In 1887, this modest property was expanded and altered by noted architect Stanford White at the cost of $130,000 into a mansion with an interior marble staircase and a ballroom on the top floor where Mamie Fish gave elaborate parties for New York society. The building was also re-numbered to be 19 Gramercy Park, an address which had not existed prior to that time.
The Fish family left for their new 78th Street home in 1898, and the building was broken up into small apartments; actor John Barrymore was a resident while he was in New York working on Broadway. Occupants at other times included playwright Edward Sheldon and William C. Bullitt, the diplomat, journalist and novelist. In 1909, a six-story apartment building was constructed on the southern part of the lot.
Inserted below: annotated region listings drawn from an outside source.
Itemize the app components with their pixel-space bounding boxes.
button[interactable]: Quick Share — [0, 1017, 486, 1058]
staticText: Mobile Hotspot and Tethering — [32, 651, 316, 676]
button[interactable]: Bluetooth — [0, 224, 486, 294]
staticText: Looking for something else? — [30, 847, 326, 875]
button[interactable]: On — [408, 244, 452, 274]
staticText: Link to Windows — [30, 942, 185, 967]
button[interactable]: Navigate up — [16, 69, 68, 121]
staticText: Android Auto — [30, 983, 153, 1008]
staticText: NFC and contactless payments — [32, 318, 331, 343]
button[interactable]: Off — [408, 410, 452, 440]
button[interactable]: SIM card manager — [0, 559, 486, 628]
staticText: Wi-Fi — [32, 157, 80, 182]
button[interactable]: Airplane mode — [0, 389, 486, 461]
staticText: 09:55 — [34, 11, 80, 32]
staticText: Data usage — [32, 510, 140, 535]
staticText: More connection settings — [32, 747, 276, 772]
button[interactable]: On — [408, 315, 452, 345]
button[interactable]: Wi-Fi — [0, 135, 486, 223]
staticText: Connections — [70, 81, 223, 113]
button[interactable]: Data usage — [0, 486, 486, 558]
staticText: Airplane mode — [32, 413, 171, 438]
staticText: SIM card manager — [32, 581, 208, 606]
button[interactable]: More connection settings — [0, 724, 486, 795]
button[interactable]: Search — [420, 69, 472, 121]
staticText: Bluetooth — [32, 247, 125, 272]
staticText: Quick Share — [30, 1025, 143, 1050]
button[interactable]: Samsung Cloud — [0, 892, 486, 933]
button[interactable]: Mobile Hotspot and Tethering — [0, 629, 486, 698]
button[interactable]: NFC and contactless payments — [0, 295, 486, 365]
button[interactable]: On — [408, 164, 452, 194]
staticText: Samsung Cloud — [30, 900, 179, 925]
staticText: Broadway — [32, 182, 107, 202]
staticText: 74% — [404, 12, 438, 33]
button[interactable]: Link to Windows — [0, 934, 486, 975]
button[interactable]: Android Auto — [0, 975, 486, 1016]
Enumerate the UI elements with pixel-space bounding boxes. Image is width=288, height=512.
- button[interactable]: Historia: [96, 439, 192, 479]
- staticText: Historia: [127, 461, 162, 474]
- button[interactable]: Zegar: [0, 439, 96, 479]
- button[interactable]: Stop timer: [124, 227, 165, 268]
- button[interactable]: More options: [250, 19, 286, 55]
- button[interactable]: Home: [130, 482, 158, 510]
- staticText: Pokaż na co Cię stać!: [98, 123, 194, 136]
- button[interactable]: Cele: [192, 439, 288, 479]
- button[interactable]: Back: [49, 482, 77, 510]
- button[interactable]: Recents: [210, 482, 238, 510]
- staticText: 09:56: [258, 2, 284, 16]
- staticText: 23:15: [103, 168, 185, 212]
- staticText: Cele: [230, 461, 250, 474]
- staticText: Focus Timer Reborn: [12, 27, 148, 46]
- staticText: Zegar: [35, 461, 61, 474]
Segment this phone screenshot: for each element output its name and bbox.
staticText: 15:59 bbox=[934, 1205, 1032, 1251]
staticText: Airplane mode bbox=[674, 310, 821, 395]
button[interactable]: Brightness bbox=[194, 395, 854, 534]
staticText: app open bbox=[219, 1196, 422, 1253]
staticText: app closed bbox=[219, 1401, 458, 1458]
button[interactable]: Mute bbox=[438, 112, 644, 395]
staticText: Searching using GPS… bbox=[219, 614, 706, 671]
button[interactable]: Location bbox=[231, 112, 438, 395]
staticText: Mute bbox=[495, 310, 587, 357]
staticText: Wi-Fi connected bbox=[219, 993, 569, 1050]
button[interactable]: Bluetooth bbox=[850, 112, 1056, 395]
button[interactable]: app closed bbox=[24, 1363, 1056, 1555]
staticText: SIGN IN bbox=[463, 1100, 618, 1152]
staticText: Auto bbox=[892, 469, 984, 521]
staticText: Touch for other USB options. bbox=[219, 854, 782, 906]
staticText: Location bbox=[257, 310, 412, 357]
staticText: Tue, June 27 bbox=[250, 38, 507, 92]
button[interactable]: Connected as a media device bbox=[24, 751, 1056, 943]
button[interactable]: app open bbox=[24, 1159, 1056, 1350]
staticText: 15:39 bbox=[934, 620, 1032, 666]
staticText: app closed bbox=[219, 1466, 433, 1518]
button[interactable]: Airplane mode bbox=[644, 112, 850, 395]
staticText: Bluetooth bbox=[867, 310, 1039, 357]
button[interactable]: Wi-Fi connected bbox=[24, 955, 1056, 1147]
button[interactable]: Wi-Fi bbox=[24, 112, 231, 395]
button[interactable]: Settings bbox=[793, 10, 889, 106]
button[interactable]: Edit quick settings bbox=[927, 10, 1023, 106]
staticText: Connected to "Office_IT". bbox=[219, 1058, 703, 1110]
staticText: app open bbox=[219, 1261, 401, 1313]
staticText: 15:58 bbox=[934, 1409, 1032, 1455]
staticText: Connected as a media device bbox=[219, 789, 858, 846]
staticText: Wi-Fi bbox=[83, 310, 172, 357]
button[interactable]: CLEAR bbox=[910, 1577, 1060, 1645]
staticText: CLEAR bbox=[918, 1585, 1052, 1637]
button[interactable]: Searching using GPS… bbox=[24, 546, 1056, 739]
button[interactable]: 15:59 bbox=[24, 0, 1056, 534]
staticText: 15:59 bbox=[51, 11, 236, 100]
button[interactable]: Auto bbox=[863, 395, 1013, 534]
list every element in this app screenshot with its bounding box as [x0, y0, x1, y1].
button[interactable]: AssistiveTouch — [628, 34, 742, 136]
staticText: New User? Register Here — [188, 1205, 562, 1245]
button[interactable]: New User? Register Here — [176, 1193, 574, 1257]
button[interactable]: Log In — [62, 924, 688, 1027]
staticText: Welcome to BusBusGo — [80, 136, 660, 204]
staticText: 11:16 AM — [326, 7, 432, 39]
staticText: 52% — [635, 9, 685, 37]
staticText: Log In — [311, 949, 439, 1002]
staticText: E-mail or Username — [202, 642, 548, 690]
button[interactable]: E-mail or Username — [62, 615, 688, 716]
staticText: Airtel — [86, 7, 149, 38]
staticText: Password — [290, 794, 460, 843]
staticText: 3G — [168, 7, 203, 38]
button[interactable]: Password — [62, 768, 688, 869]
The building was rescued from decay in 1931 by noted publicist Benjamin Sonnenberg when he and his wife rented the first two floors, gradually expanding and taking over other apartments. In 1945, Sonneberg bought the entire building from Fish's son, Stuyvesant Fish Jr., for $85,000, and combined it with the apartment building to the south to create a massive residence which noted architecture critic Brendan Gill called "the greatest private house remaining in private hands in New York." The mansion was extensively furnished with Sonnenberg's collection of English and Irish furniture, drawings by Old Masters and sculptures. Like the Fishes, Sonnenberg gave notable parties which brought old-money New York together with show business luminaries.
Sonnenberg died in 1978, and the house was auctioned to Baron Walter Langer von Langendorff, the owner of Evyan Perfumes, although Dr. Henry Jarecki also bid on it. Von Langendorff sold it to fashion designer Richard Tyler and his wife, Lisa Trafficante, in 1995 for $3.5 million. After sprucing up the property, it was put on the market in January 2000 and sold to Jarecki in December 2000 for $16.5 million. Jarecki, a psychologist and entrepreneur was reported to plan to use the mansion as both a home and the headquarters for his family foundation.
The mansion in its current incarnation has 37 rooms, 18,000 square feet (1,700 m2) of space, a separate caretaker's apartment, numerous bedrooms, bathrooms, guest suites, and sitting rooms, a drawing room, a library, two kitchens, a wine cellar and the ballroom on the top floor, which had been renovated by Tyler.